Officers lose faith in governor

Whitemoor prison
The no-confidence vote follows a report on HMP Whitemoor

Prison officers at the top security Whitemoor Prison have "no confidence" in their governor, a union has said.

Staff at the Cambridgeshire prison passed a motion saying they were dissatisfied with Steve Rodford, the Prison Officers Association (POA) said.

The no-confidence vote comes six months after an internal review by Prison Service investigators raised concerns about Whitemoor.

Mr Rodford said only 23% of prison officers were involved in the vote.

"To put this into context, the POA currently has a membership of approximately 500 members of whom 115 voted against having confidence in the Governor," he said.

"This vote of confidence was in relation to revised shift patterns, underpinned by minimum staffing levels, in line with national policy."

A report, published in May following an inquiry in February, said that Whitemoor officers "appeared reluctant" to challenge "inappropriate behaviour" for fear of "doing the wrong thing".

'Unusual situation'

The report also said the high number of Muslim inmates at Whitemoor made some staff "anxious and apprehensive" and it called for an "intelligence assessment" of possible Muslim prisoner "activities".

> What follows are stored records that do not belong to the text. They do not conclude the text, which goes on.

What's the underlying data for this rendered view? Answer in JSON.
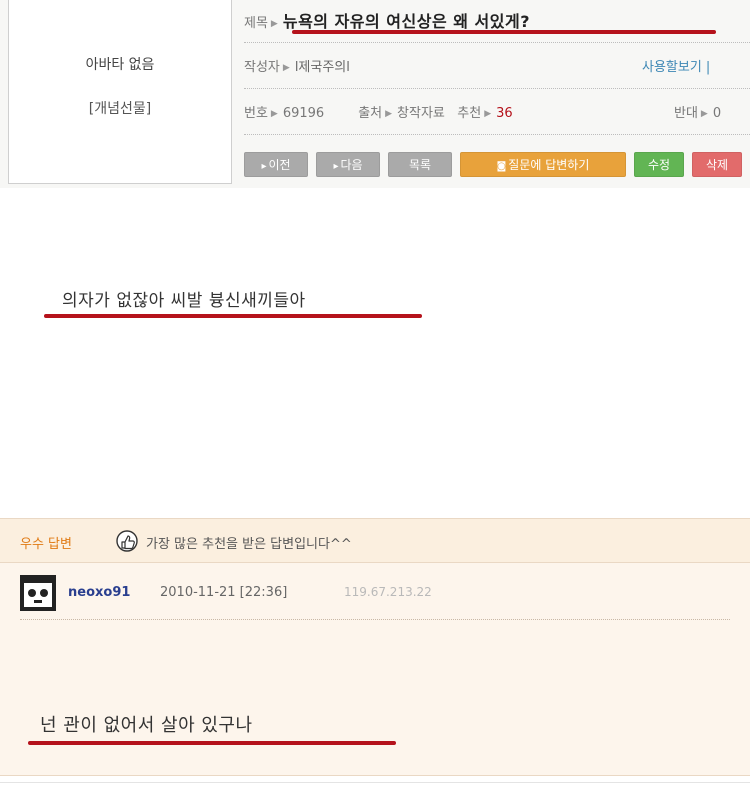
{
  "header": {
    "avatar_text": "아바타 없음",
    "avatar_sub": "[개념선물]",
    "title_label": "제목",
    "title": "뉴욕의 자유의 여신상은 왜 서있게?",
    "author_label": "작성자",
    "author": "l제국주의l",
    "contacts_link": "사용할보기 |",
    "number_label": "번호",
    "number": "69196",
    "source_label": "출처",
    "source": "창작자료",
    "recommend_label": "추천",
    "recommend": "36",
    "oppose_label": "반대",
    "oppose": "0",
    "buttons": {
      "prev": "이전",
      "next": "다음",
      "list": "목록",
      "answer": "질문에 답변하기",
      "edit": "수정",
      "delete": "삭제"
    }
  },
  "post": {
    "text": "의자가 없잖아 씨발 븅신새끼들아"
  },
  "best_answer": {
    "label": "우수 답변",
    "message": "가장 많은 추천을 받은 답변입니다^^",
    "username": "neoxo91",
    "datetime": "2010-11-21 [22:36]",
    "ip": "119.67.213.22",
    "text": "넌 관이 없어서 살아 있구나"
  },
  "colors": {
    "underline_red": "#b5121b",
    "button_gray": "#aaaaaa",
    "button_orange": "#e8a23b",
    "button_green": "#62b554",
    "button_red": "#e26b6b",
    "best_bg": "#fdf5ec"
  },
  "icons": [
    "chevron-right-icon",
    "thumbs-up-icon",
    "user-avatar-icon",
    "question-icon"
  ]
}
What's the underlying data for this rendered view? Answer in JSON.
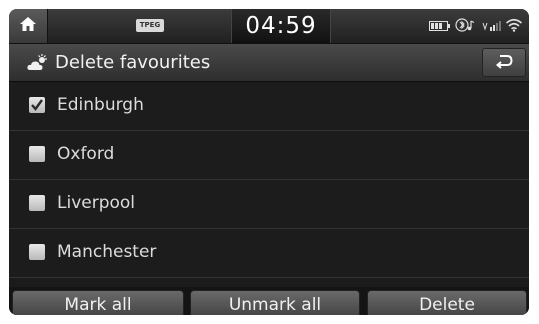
{
  "status_bar": {
    "home_icon": "home-icon",
    "tpeg_label": "TPEG",
    "time": "04:59",
    "icons": [
      "battery-icon",
      "bluetooth-audio-icon",
      "signal-icon",
      "wifi-icon"
    ]
  },
  "title_bar": {
    "icon": "weather-icon",
    "title": "Delete favourites",
    "back_icon": "back-icon"
  },
  "list": {
    "items": [
      {
        "label": "Edinburgh",
        "checked": true
      },
      {
        "label": "Oxford",
        "checked": false
      },
      {
        "label": "Liverpool",
        "checked": false
      },
      {
        "label": "Manchester",
        "checked": false
      }
    ]
  },
  "buttons": {
    "mark_all": "Mark all",
    "unmark_all": "Unmark all",
    "delete": "Delete"
  }
}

Mr Rodford asked for an investigation after five prisoners committed suicide between November 2006 and December 2007.

"Prison officers at Whitemoor have passed a motion of no confidence in the governor," said a POA spokesman.

"This is an unusual situation at a high-security prison like Whitemoor. But there is no suggestion of any industrial action.

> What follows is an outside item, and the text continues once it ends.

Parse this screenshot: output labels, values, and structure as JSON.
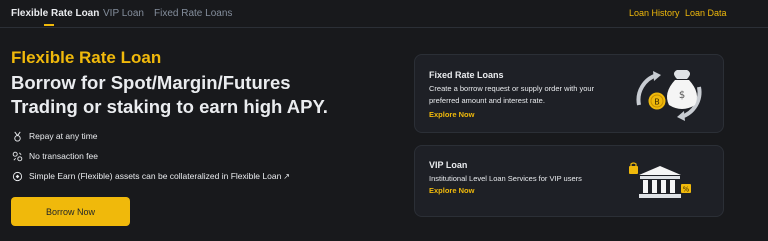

"They are hoping that this will result in Prison Service officials at a higher level taking action to address their concerns."

He said Whitemoor found it hard to recruit officers and the jail was understaffed.

But local union officials would be left to deal with the problems and there were no plans for national POA leaders to become involved.

Mr Rodford added that Muslim prisoners were not "a law unto themselves" at Whitemoor.

"Robust monitoring of all prisoners takes place at Whitemoor irrespective of their religion or affiliations," he added.

"Whitemoor does have groups of prisoners who have formed themselves into gangs.

"It is clear that this gang culture is a reflection of issues that exist outside of the custodial environment.

"Prisoners will inevitably bring their social structures into prison when convicted."